Please do not lie. I explicitly ran my calcs with a "minor" number. 1% is far more conservative than warranted. As far as those "other things", sorry but all of those are directly impacted by pip balances (this being the second most important determinant of AI-AI wars after net manpower). 12 months of good pip balance is far from minor.
Sure, but the Devs have explicitly said otherwise. Map concerns are explicitly secondary to gameplay balance according to the devs.
[QUOTE2. I don't think the map being pretty is a great objective, but its historicity is. Epirus existed as a polity at the start date. As such, ideally it should be included in the game. The whole start date is geared around allowing Byzantium to exist and it had a pretty similar historical footprint from 1444 onwards to Epirus (none, but that's beside the point).[/QUOTE
Don't be abusrd Byz had at least a PU over Morea which handily defeated the Toccos (not to mention the whole fact that Byz granted the freaking title to the Toccos that you are contesting). Arta, today, has a population in the 50,000s. Constantinople had that population centuries ago. Constantinople was important enough as cities go to give it its own province, Arta simply was not.
Well, I suppose even we wanted to be even more sure to have poor performance we could do multiple things at once on a large intentional scale. Kludging like this is directly responsible for some of the worst features in the current build of EUIV.

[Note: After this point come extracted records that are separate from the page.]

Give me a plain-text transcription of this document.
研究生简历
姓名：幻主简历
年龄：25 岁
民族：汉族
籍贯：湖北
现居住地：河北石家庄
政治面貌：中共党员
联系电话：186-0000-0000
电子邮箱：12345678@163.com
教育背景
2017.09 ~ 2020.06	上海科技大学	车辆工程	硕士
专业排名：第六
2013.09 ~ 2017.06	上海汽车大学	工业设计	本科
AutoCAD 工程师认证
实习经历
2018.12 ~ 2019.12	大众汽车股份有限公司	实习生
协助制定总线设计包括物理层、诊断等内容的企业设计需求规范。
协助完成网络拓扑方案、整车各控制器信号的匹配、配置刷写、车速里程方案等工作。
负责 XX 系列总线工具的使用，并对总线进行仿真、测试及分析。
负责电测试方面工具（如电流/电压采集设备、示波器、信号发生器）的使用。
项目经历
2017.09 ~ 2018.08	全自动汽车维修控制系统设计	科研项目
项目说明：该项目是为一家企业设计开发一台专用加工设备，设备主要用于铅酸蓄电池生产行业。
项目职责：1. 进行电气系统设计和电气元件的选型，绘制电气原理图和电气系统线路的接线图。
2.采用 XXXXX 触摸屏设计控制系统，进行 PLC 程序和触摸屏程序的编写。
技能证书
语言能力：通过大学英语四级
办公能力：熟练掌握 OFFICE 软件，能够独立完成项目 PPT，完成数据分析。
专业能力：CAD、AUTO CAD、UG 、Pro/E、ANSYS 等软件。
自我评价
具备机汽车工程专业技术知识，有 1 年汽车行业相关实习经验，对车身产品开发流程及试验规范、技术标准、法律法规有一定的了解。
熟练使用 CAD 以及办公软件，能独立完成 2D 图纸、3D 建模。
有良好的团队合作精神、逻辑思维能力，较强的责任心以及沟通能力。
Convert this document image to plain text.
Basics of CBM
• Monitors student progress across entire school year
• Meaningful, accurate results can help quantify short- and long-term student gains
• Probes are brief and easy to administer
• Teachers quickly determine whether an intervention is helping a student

All of the nations listed did more than surrender their territory, often without a fight. The facts are that the Tocco's had already lost their primary seat and had a very poor grasp on Arta (not even controlling all of its hinterlands). This would be single weakest city based province on the mainland.
Oh please. Sicily is ahistorically represented as integral to Aragonese territory. This is BS by historical standards. Alfonso ruled both Sicily and Naples as a joint kingdom and did not divide the Kingdom of Sicily until 1458. Either it should be part of Naples (renamed Sicily) or both it and Naples should be integral Aragonese territory. Sicily exhibited far more aspects of actually being a functional state than Epirus at this point. And of course we have the other PUs of the Crown of Aragon did far more than Epirus - the County of Barcelona, the Kingdom of Sardinia, and the Kingdom of Barcelona all were extant states that were united only by personal union.
Of course there were many other states in this period. Afterall we nuked the French vassals precisely for gameplay reasons. Those feudal administrations remained long into the game period and certainly were not united in 1444. Even Transylvania arguably did more things of a separate state than Epirus at this point.
Full historical accuracy is not possible in a simulation (otherwise we would not have overextension or monarch points), boundaries were often delineated down to the yard and every remotely useful island had the potential to become its own province. Tradeoffs happen all the time, we have an ahistorically unified de jure Aragon because the simulation cannot make the PU that was the Crown of Aragon work historically. We made blatant decisions to unify France, but break up Burgundy.
Past history of EUIV suggests that indeed these goals can be mutually exclusive and will be so in this case. With current parameters, OPMs delay growth. They require a siege, often a separate war, and that is pure poison for the OE. The gain in making the 1444 map look a bit more historical is massively offset by the large number of deviations that will occur before 1500.